Nancy no estaba muy segura de lo que estaba pasando, pero sabía que no quería quedarse. Si Mervyn tenía problemas, prefería estar a su lado. Sólo que nadie se había interesado por sus preferencias.
El hombre llamado Vincini continuó dando instrucciones.
– Luther, encárgate del comedor de salchichas. Nancy se preguntó por qué se llevaban a Carl Hartmann.
Había dado por sentado que todo tenía relación con Frankie Gordino, pero no se le veía por ninguna parte.
– Joe, trae a la rubia -dijo Vincini.
El hombrecillo apuntó con la pistola al busto de Diana Lovesey.
– Vamos -dijo.
Ella no se movió.
Nancy estaba horrorizada. ¿Por qué secuestraban a Diana?
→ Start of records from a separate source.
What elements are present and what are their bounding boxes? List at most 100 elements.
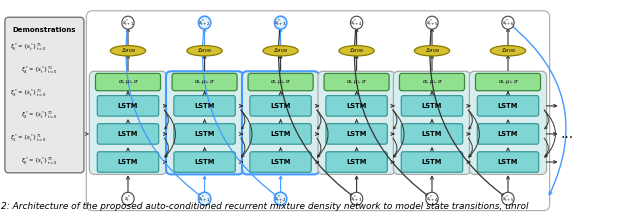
- Ellipse shape: [414, 46, 450, 56]
- FancyBboxPatch shape: [326, 124, 387, 144]
- FancyBboxPatch shape: [401, 124, 463, 144]
- Text: $s_{t+2}^*$: $s_{t+2}^*$: [198, 17, 211, 28]
- Circle shape: [122, 192, 134, 205]
- FancyBboxPatch shape: [174, 95, 236, 116]
- FancyBboxPatch shape: [477, 95, 539, 116]
- Text: $\xi_0^* = \{s_t^*\}_{t=0}^{T_0}$: $\xi_0^* = \{s_t^*\}_{t=0}^{T_0}$: [20, 155, 57, 167]
- Text: LSTM: LSTM: [118, 131, 138, 137]
- Text: $s_{t+1}^*$: $s_{t+1}^*$: [198, 193, 211, 204]
- FancyBboxPatch shape: [250, 124, 311, 144]
- Text: LSTM: LSTM: [498, 159, 518, 165]
- FancyBboxPatch shape: [324, 73, 389, 91]
- Text: LSTM: LSTM: [271, 131, 291, 137]
- Text: ...: ...: [560, 127, 573, 141]
- Text: $\mathcal{L}_{MDN}$: $\mathcal{L}_{MDN}$: [197, 46, 212, 55]
- Text: $s_{t+3}^*$: $s_{t+3}^*$: [350, 193, 363, 204]
- Text: $s_{t+6}^*$: $s_{t+6}^*$: [502, 17, 515, 28]
- Text: LSTM: LSTM: [195, 103, 215, 109]
- FancyBboxPatch shape: [250, 95, 311, 116]
- Text: $s_t^*$: $s_t^*$: [124, 193, 132, 204]
- Circle shape: [502, 192, 514, 205]
- Text: $s_{t+4}^*$: $s_{t+4}^*$: [426, 193, 438, 204]
- FancyBboxPatch shape: [97, 95, 159, 116]
- Circle shape: [426, 192, 438, 205]
- FancyBboxPatch shape: [174, 152, 236, 172]
- Text: $s_{t+2}^*$: $s_{t+2}^*$: [275, 193, 287, 204]
- Text: $\xi_2^* = \{s_t^*\}_{t=0}^{T_2}$: $\xi_2^* = \{s_t^*\}_{t=0}^{T_2}$: [20, 110, 57, 121]
- FancyBboxPatch shape: [476, 73, 541, 91]
- Text: LSTM: LSTM: [346, 103, 367, 109]
- Text: $\alpha_i, \mu_i, \sigma$: $\alpha_i, \mu_i, \sigma$: [118, 78, 138, 86]
- Text: $\mathcal{L}_{MDN}$: $\mathcal{L}_{MDN}$: [120, 46, 136, 55]
- FancyBboxPatch shape: [90, 71, 166, 175]
- Circle shape: [426, 16, 438, 29]
- Circle shape: [351, 16, 363, 29]
- Text: $\alpha_i, \mu_i, \sigma$: $\alpha_i, \mu_i, \sigma$: [270, 78, 291, 86]
- Ellipse shape: [339, 46, 374, 56]
- Text: LSTM: LSTM: [195, 159, 215, 165]
- Text: $\mathcal{L}_{MDN}$: $\mathcal{L}_{MDN}$: [424, 46, 440, 55]
- FancyBboxPatch shape: [172, 73, 237, 91]
- Circle shape: [122, 16, 134, 29]
- FancyBboxPatch shape: [95, 73, 161, 91]
- Circle shape: [275, 16, 287, 29]
- Text: LSTM: LSTM: [498, 103, 518, 109]
- Text: $\xi_1^* = \{s_t^*\}_{t=0}^{T_1}$: $\xi_1^* = \{s_t^*\}_{t=0}^{T_1}$: [10, 133, 46, 144]
- Text: $\xi_4^* = \{s_t^*\}_{t=0}^{T_4}$: $\xi_4^* = \{s_t^*\}_{t=0}^{T_4}$: [20, 65, 57, 76]
- Ellipse shape: [110, 46, 146, 56]
- Text: LSTM: LSTM: [422, 103, 442, 109]
- Text: $\xi_5^* = \{s_t^*\}_{t=0}^{T_5}$: $\xi_5^* = \{s_t^*\}_{t=0}^{T_5}$: [10, 42, 46, 53]
- Text: $\alpha_i, \mu_i, \sigma$: $\alpha_i, \mu_i, \sigma$: [422, 78, 442, 86]
- FancyBboxPatch shape: [399, 73, 465, 91]
- Text: LSTM: LSTM: [118, 103, 138, 109]
- FancyBboxPatch shape: [401, 95, 463, 116]
- Text: LSTM: LSTM: [271, 159, 291, 165]
- Text: $s_{t+3}^*$: $s_{t+3}^*$: [274, 17, 287, 28]
- Circle shape: [198, 16, 211, 29]
- Text: LSTM: LSTM: [346, 159, 367, 165]
- Text: LSTM: LSTM: [498, 131, 518, 137]
- FancyBboxPatch shape: [174, 124, 236, 144]
- Ellipse shape: [263, 46, 298, 56]
- Text: $\mathcal{L}_{MDN}$: $\mathcal{L}_{MDN}$: [273, 46, 288, 55]
- Text: 2: Architecture of the proposed auto-conditioned recurrent mixture density netwo: 2: Architecture of the proposed auto-con…: [1, 202, 528, 211]
- Text: LSTM: LSTM: [346, 131, 367, 137]
- Circle shape: [275, 192, 287, 205]
- Circle shape: [502, 16, 514, 29]
- FancyBboxPatch shape: [326, 95, 387, 116]
- Text: LSTM: LSTM: [195, 131, 215, 137]
- Ellipse shape: [187, 46, 222, 56]
- FancyBboxPatch shape: [326, 152, 387, 172]
- FancyBboxPatch shape: [248, 73, 313, 91]
- Circle shape: [351, 192, 363, 205]
- FancyBboxPatch shape: [477, 124, 539, 144]
- Text: LSTM: LSTM: [118, 159, 138, 165]
- Text: $\alpha_i, \mu_i, \sigma$: $\alpha_i, \mu_i, \sigma$: [346, 78, 367, 86]
- Text: $\xi_3^* = \{s_t^*\}_{t=0}^{T_3}$: $\xi_3^* = \{s_t^*\}_{t=0}^{T_3}$: [10, 87, 46, 98]
- FancyBboxPatch shape: [166, 71, 243, 175]
- Text: $s_{t+5}^*$: $s_{t+5}^*$: [426, 17, 438, 28]
- Text: $\alpha_i, \mu_i, \sigma$: $\alpha_i, \mu_i, \sigma$: [497, 78, 518, 86]
- FancyBboxPatch shape: [401, 152, 463, 172]
- Text: $s_{t+5}^*$: $s_{t+5}^*$: [502, 193, 515, 204]
- FancyBboxPatch shape: [5, 17, 84, 173]
- Circle shape: [198, 192, 211, 205]
- Text: $s_{t+1}^*$: $s_{t+1}^*$: [122, 17, 134, 28]
- FancyBboxPatch shape: [97, 124, 159, 144]
- FancyBboxPatch shape: [394, 71, 470, 175]
- FancyBboxPatch shape: [318, 71, 396, 175]
- Ellipse shape: [490, 46, 525, 56]
- Text: $\alpha_i, \mu_i, \sigma$: $\alpha_i, \mu_i, \sigma$: [194, 78, 215, 86]
- Text: $s_{t+4}^*$: $s_{t+4}^*$: [350, 17, 363, 28]
- Text: $\mathcal{L}_{MDN}$: $\mathcal{L}_{MDN}$: [500, 46, 515, 55]
- Text: Demonstrations: Demonstrations: [13, 27, 76, 33]
- Text: LSTM: LSTM: [422, 159, 442, 165]
- FancyBboxPatch shape: [97, 152, 159, 172]
- FancyBboxPatch shape: [477, 152, 539, 172]
- FancyBboxPatch shape: [242, 71, 319, 175]
- Text: LSTM: LSTM: [271, 103, 291, 109]
- FancyBboxPatch shape: [250, 152, 311, 172]
- FancyBboxPatch shape: [469, 71, 547, 175]
- Text: LSTM: LSTM: [422, 131, 442, 137]
- Text: $\mathcal{L}_{MDN}$: $\mathcal{L}_{MDN}$: [349, 46, 364, 55]
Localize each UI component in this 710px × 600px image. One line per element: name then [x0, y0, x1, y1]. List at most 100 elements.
Tenía la horrible sensación de saber la respuesta.
Joe hundió el cañón de la pistola en el suave pecho de Diana, y la mujer lanzó un gemido de dolor.
– Un momento -dijo Mervyn.
Todos le miraron.
– Muy bien, les sacaré de aquí, pero con una condición. -Cierre el pico y mueva el culo -replicó Vincini-. No puede poner ninguna condición.
Mervyn abrió los brazos.
– Pues dispare -dijo.
Nancy lanzó un chillido de miedo. Eran la clase de hombres que dispararían sobre cualquiera que les desafiara. ¿Es que Mervyn no lo comprendía?
Se produjo un momento de silencio.
– ¿Qué condición? -preguntó Luther.
Mervyn señaló a Diana.
– Ella se queda.
Joe dirigió a Mervyn una mirada asesina.
– No le necesitamos, pedazo de mierda -contestó Vincini-. Tenemos a un montón de pilotos de la Pan American… Cualquiera pilotará el hidroavión tan bien como usted.
– Y cualquiera le pondrá la misma condición -contestó Mervyn-. Pregúnteles…, si le queda tiempo.
Nancy comprendió que los gángsteres no conocían la presencia de otro piloto a bordo del Ganso, aunque prácticamente daba lo mismo.
– Suéltala -dijo Luther a Joe.
El hombrecillo enrojeció de ira.
– Coño, ¿por qué…?
– ¡Suéltala! -gritó Luther-. ¡Te pagué para que me ayudaras a secuestrar a Hartmann, no para violar mujeres!